Q That took us to the beginning. Now let’s project into the future. In five, 10, or as far out as you’re willing to speculate, what does success look like and where do you want to end up?

I want to share one recent example that is a really fantastic illustration. We have a colleague on campus, Dave Shapiro. Dave is a biologist who has been engaged in fundamental discovery, particularly related to estrogen receptors and breast cancer. A few years ago, Dave thought of a really innovative concept. In cancer care and breast cancer, we’ve always looked at the estrogen receptor and tried to block its activity. Now the estrogen receptor is also present in normal cells. So when you block its activity, of course, you’re starving the cancer cells, keeping them from getting cancer-driving signals. But you’re also affecting the normal cells.

Dave thought in a very different way. He thought, ‘could I take the estrogen receptor and excite it, diminishing it, to excite a process that makes the cancer cell run out of steam?’ When it gets excited, it promotes the unfolded protein response, eventually causing the cancer cells to die and normal cells to not be affected. 

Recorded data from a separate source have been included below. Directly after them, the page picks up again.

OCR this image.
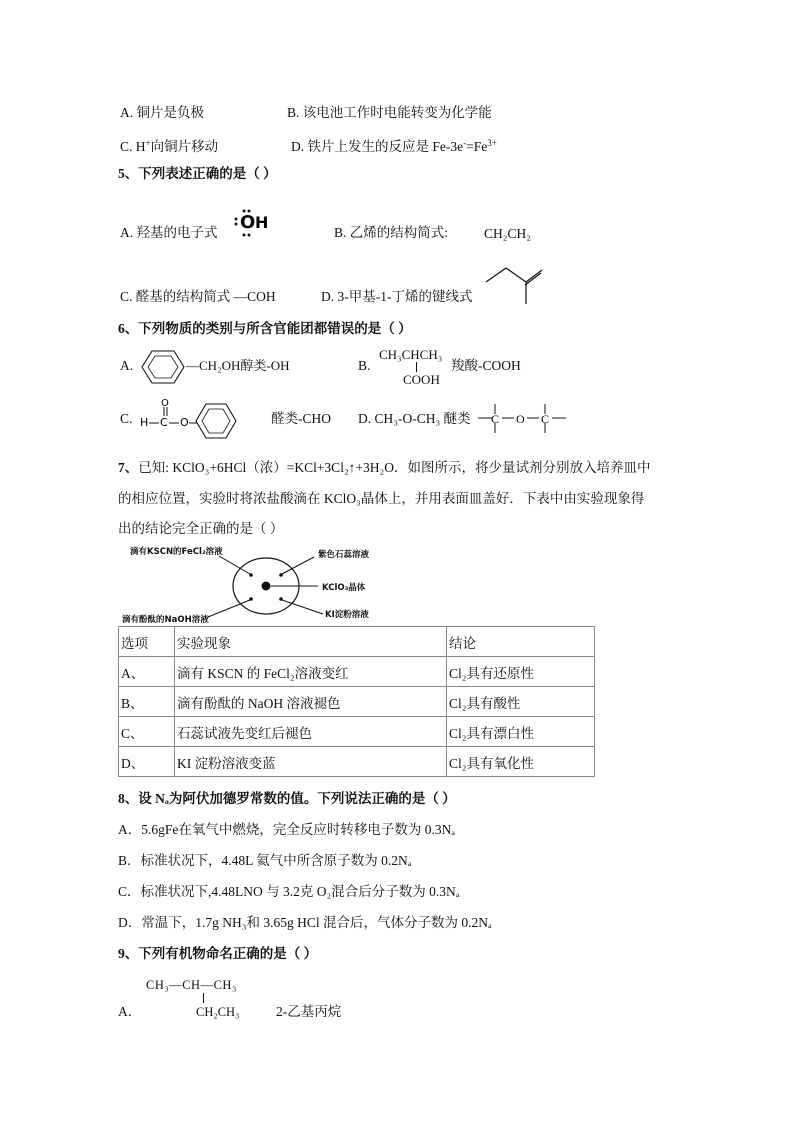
A. 铜片是负极	B. 该电池工作时电能转变为化学能
C. H+向铜片移动	D. 铁片上发生的反应是 $Fe-3e^-=Fe^{3+}$
5、下列表述正确的是（ ）
A. 羟基的电子式 O H
B. 乙烯的结构简式:	CH₂CH₂
C. 醛基的结构简式 —COH	D. 3-甲基-1-丁烯的键线式
6、下列物质的类别与所含官能团都错误的是（ ）
A.	—CH₂OH醇类-OH	B.
CH₃CHCH₃
COOH
羧酸-COOH
C. H C
O
O	醛类-CHO D. CH₃-O-CH₃ 醚类 C O C
7、已知: KClO₃+6HCl（浓）=KCl+3Cl₂↑+3H₂O．如图所示，将少量试剂分别放入培养皿中
的相应位置，实验时将浓盐酸滴在 KClO₃晶体上，并用表面皿盖好．下表中由实验现象得
出的结论完全正确的是（ ）
滴有KSCN的FeCl₂溶液	紫色石蕊溶液
KClO₃晶体
KI淀粉溶液
滴有酚酞的NaOH溶液
选项	实验现象	结论
A、	滴有 KSCN 的 FeCl₂溶液变红	Cl₂具有还原性
B、	滴有酚酞的 NaOH 溶液褪色	Cl₂具有酸性
C、	石蕊试液先变红后褪色	Cl₂具有漂白性
D、	KI 淀粉溶液变蓝	Cl₂具有氧化性
8、设 Nₐ为阿伏加德罗常数的值。下列说法正确的是（ ）
A．5.6gFe在氧气中燃烧，完全反应时转移电子数为 0.3Nₐ
B．标准状况下，4.48L 氦气中所含原子数为 0.2Nₐ
C．标准状况下,4.48LNO 与 3.2克 O₂混合后分子数为 0.3Nₐ
D．常温下，1.7g NH₃和 3.65g HCl 混合后，气体分子数为 0.2Nₐ
9、下列有机物命名正确的是（ ）
CH₃—CH—CH₃
A．	CH₂CH₃	2-乙基丙烷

Our researchers took that basic discovery and put in high-throughput chemical synthesis, high-throughput testing of chemistries, evaluation and model systems -- all the way to a viable anti-cancer compound, using a team approach in the cancer center here. That compound was picked up by Bayer, who are going to invest more than $350 million to turn it into a drug that hopefully will be available soon. 

These are the kinds of stories we want to create, both on the technology side for detection and diagnosis, as well as the therapeutic side.